Pour donner un exemple, si macron est donné à 25% et le Pen à 26%, plutôt qu’utiliser juste ce sondage, le modèle va calculer la probabilité d’être au second tour pour le Pen 25% et macron 26%, puis le Pen 27% et macron 24% etc…

Pour connaître la probabilité finale pour chaque candidat d’être au second tour, il suffit de faire la moyenne de leur probabilité pour chacun des sondages (qui je le rappelle sont tous simulés à partir de la moyenne de sondage).

Conclusion

Le modèle calcule donc les probabilités d’être au second tour en utilisant la vraie marge d’erreur des sondages (au sens, historique, d’environ 7%) soit le double de la marge d’erreur donnée par les sondeurs. Il essaie aussi de corriger les biais en simulant un grand nombre de sondages à partir d’un seul sondage initial.

Ce modèle n’est pas parfait et les pourcentages ne sont pas exacts au % prêt (ni même à 5% près) mais il permet d’avoir une bonne idée de l’ordre de grandeur des chances des candidats.

 

Petite application:

Ce soir aura lieu le premier débat.
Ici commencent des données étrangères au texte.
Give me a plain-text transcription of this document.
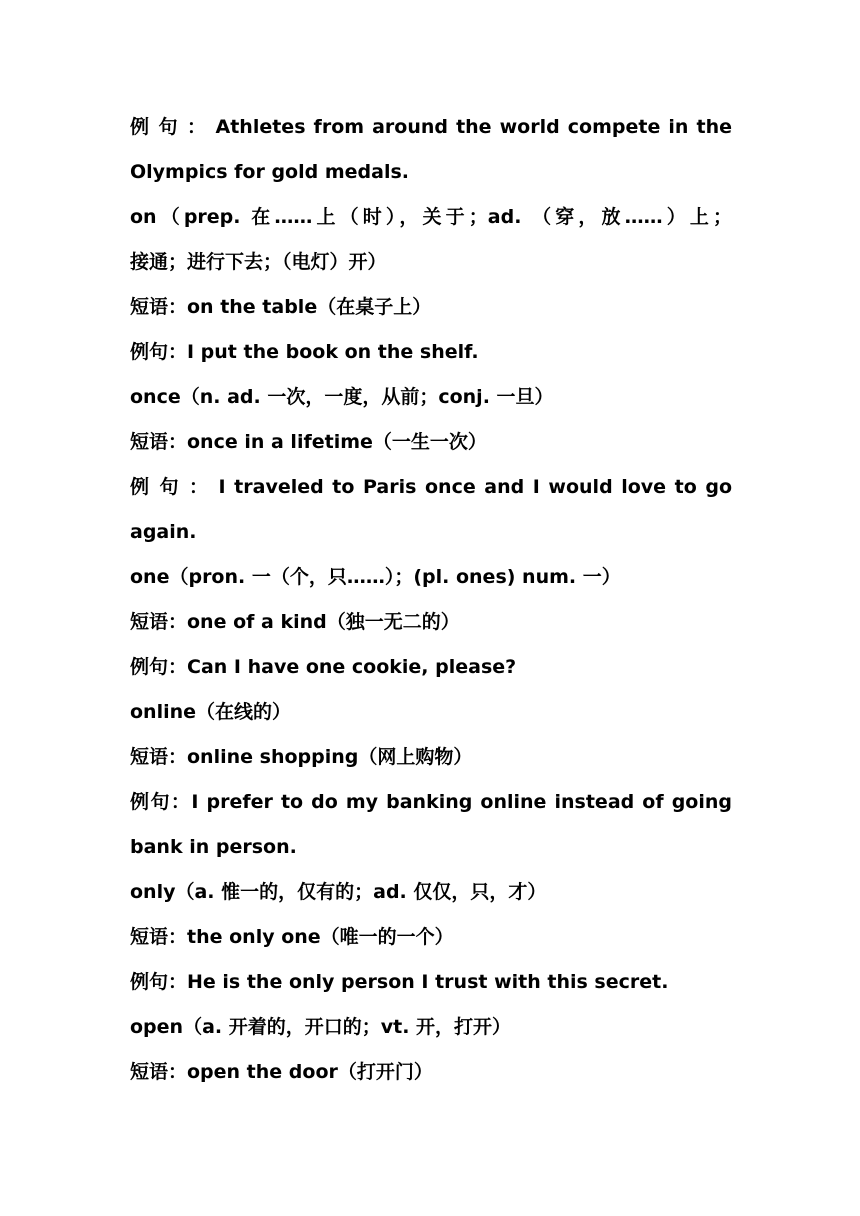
例 句 ： Athletes from around the world compete in the
Olympics for gold medals.
on（prep. 在……上（时），关于；ad. （穿，放……）上；
接通；进行下去；（电灯）开）
短语：on the table（在桌子上）
例句：I put the book on the shelf.
once（n. ad. 一次，一度，从前；conj. 一旦）
短语：once in a lifetime（一生一次）
例 句 ： I traveled to Paris once and I would love to go
again.
one（pron. 一（个，只……）；(pl. ones) num. 一）
短语：one of a kind（独一无二的）
例句：Can I have one cookie, please?
online（在线的）
短语：online shopping（网上购物）
例句：I prefer to do my banking online instead of going
bank in person.
only（a. 惟一的，仅有的；ad. 仅仅，只，才）
短语：the only one（唯一的一个）
例句：He is the only person I trust with this secret.
open（a. 开着的，开口的；vt. 开，打开）
短语：open the door（打开门）
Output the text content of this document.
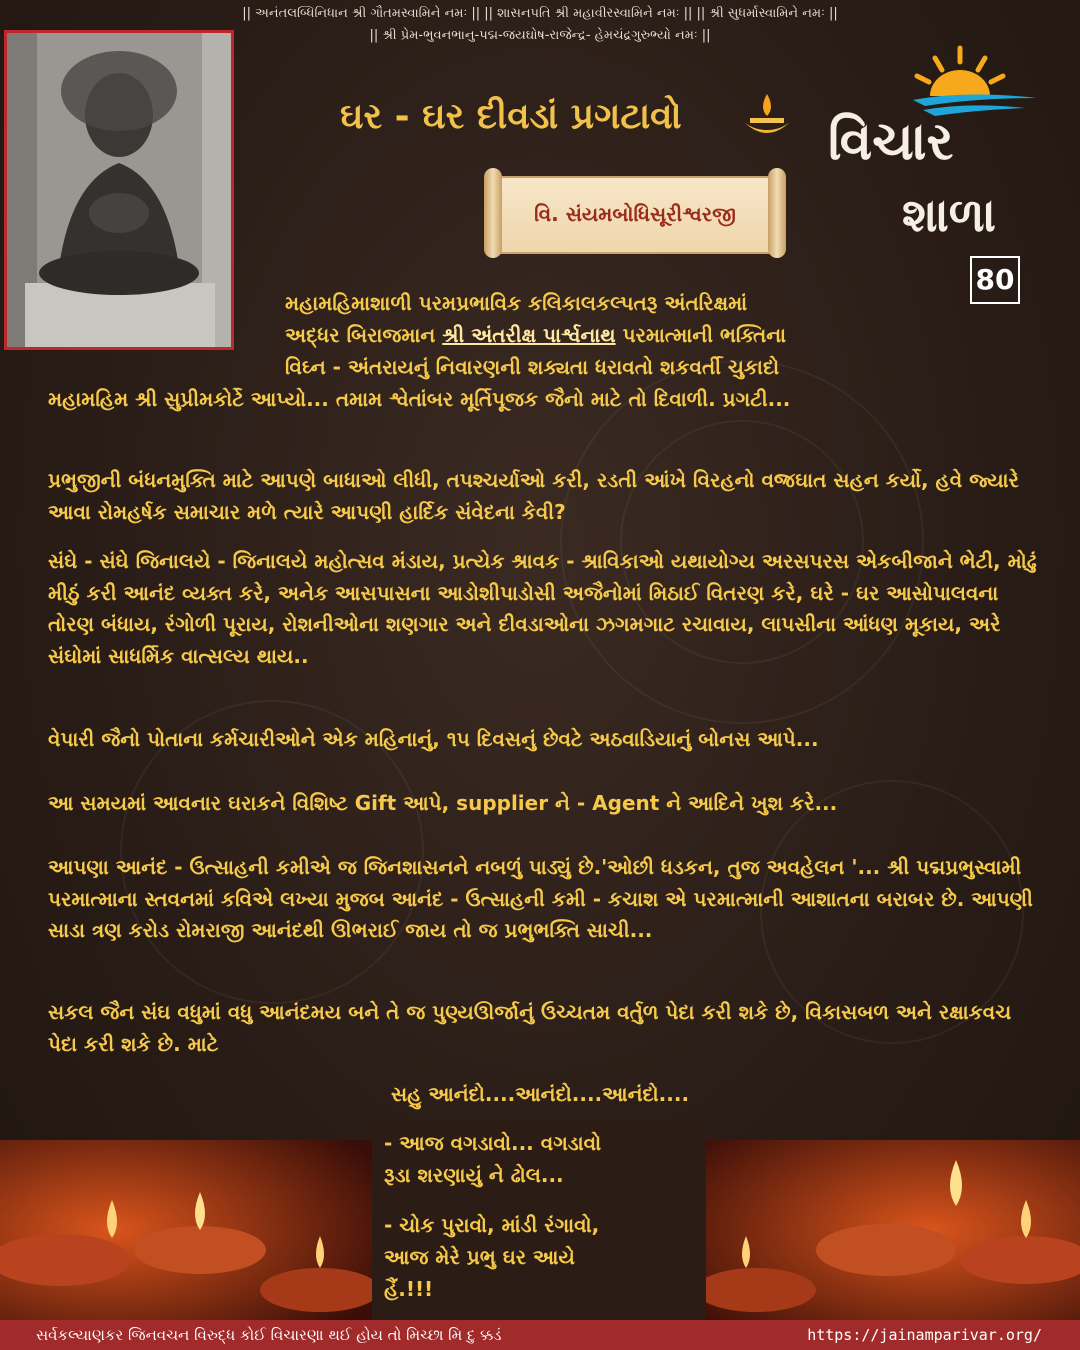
|| અનંતલબ્ધિનિધાન શ્રી ગૌતમસ્વામિને નમઃ || || શાસનપતિ શ્રી મહાવીરસ્વામિને નમઃ || || શ્રી સુધર્માસ્વામિને નમઃ ||
|| શ્રી પ્રેમ-ભુવનભાનુ-પદ્મ-જયઘોષ-રાજેન્દ્ર- હેમચંદ્રગુરુભ્યો નમઃ ||
ઘર - ઘર દીવડાં પ્રગટાવો
વિ. સંયમબોધિસૂરીશ્વરજી
વિચાર
શાળા
80
મહામહિમાશાળી પરમપ્રભાવિક કલિકાલકલ્પતરૂ અંતરિક્ષમાં
અદ્ધર બિરાજમાન શ્રી અંતરીક્ષ પાર્શ્વનાથ પરમાત્માની ભક્તિના
વિઘ્ન - અંતરાયનું નિવારણની શક્યતા ધરાવતો શકવર્તી ચુકાદો
મહામહિમ શ્રી સુપ્રીમકોર્ટે આપ્યો... તમામ શ્વેતાંબર મૂર્તિપૂજક જૈનો માટે તો દિવાળી. પ્રગટી...
પ્રભુજીની બંધનમુક્તિ માટે આપણે બાધાઓ લીધી, તપશ્ચર્યાઓ કરી, રડતી આંખે વિરહનો વજ્રઘાત સહન કર્યો, હવે જ્યારે આવા રોમહર્ષક સમાચાર મળે ત્યારે આપણી હાર્દિક સંવેદના કેવી?
સંઘે - સંઘે જિનાલયે - જિનાલયે મહોત્સવ મંડાય, પ્રત્યેક શ્રાવક - શ્રાવિકાઓ યથાયોગ્ય અરસપરસ એકબીજાને ભેટી, મોઢું મીઠું કરી આનંદ વ્યક્ત કરે, અનેક આસપાસના આડોશીપાડોસી અજૈનોમાં મિઠાઈ વિતરણ કરે, ઘરે - ઘર આસોપાલવના તોરણ બંધાય, રંગોળી પૂરાય, રોશનીઓના શણગાર અને દીવડાઓના ઝગમગાટ રચાવાય, લાપસીના આંધણ મૂકાય, અરે સંઘોમાં સાધર્મિક વાત્સલ્ય થાય..
વેપારી જૈનો પોતાના કર્મચારીઓને એક મહિનાનું, ૧૫ દિવસનું છેવટે અઠવાડિયાનું બોનસ આપે...
આ સમયમાં આવનાર ઘરાકને વિશિષ્ટ Gift આપે, supplier ને - Agent ને આદિને ખુશ કરે...
આપણા આનંદ - ઉત્સાહની કમીએ જ જિનશાસનને નબળું પાડ્યું છે.'ઓછી ધડકન, તુજ અવહેલન '... શ્રી પદ્મપ્રભુસ્વામી પરમાત્માના સ્તવનમાં કવિએ લખ્યા મુજબ આનંદ - ઉત્સાહની કમી - કચાશ એ પરમાત્માની આશાતના બરાબર છે. આપણી સાડા ત્રણ કરોડ રોમરાજી આનંદથી ઊભરાઈ જાય તો જ પ્રભુભક્તિ સાચી...
સકલ જૈન સંઘ વધુમાં વધુ આનંદમય બને તે જ પુણ્યઊર્જાનું ઉચ્ચતમ વર્તુળ પેદા કરી શકે છે, વિકાસબળ અને રક્ષાકવચ પેદા કરી શકે છે. માટે
સહુ આનંદો....આનંદો....આનંદો....
- આજ વગડાવો... વગડાવો
રૂડા શરણાયું ને ઢોલ...
- ચોક પુરાવો, માંડી રંગાવો,
આજ મેરે પ્રભુ ઘર આયે
હૈં.!!!
સર્વકલ્યાણકર જિનવચન વિરુદ્ધ કોઈ વિચારણા થઈ હોય તો મિચ્છા મિ દુ ક્કડં	https://jainamparivar.org/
L’ occasion de faire un point sur les chances de chaque candidats. Le tableau ci dessous résume la moyenne des derniers sondages et les chances d’être au second tour selon le modèle.

Le Pen Macron Fillon Hamon Melenchon
Sondages 26,6% 25,0% 18,6% 13,1% 11,5%
Probabilité d’être au second tour 95,0% 90,0% 15,0% 1,0% >1%

 

le tableau suivant rappelle les sondages lorsque j’ai lancé ce modèle, le 11 février, ainsi que les chances de chaque candidats à l’époque

Le Pen Macron Fillon Hamon Melenchon
Sondages 11/02 25,0% 22,0% 19,0% 15,0% 12,0%
Probabilité d’être au second tour 11/02 90,0% 70,0% 30,0% 7,0% 1,0%

 

References   [ + ]

1. Selon l’étude citée ici par Arthur Charpentier (@freakonometrics), que je remercie au passage, la marge d’erreur réelle d’un sondage est grosso modo le double de celle dite « statistique ». Pour le prendre en compte, j’ai divisé par 4 la taille de l’échantillon du sondage (l’erreur diminuant en racine carré de n, pour multiplier l’erreur par 2, il faut diviser la taille de l’échantillon par 4). Toujours en se basant sur cette étude, nous allons pouvoir ajuster la taille de l’échantillon pour tenir compte de l’erreur historique enregistrée à X jours de l’élections.
2. Toujours en utilisant le papier cité dans l’article d’Arthur, il s’avère qu’historiquement le biais absolu moyen est de 1%.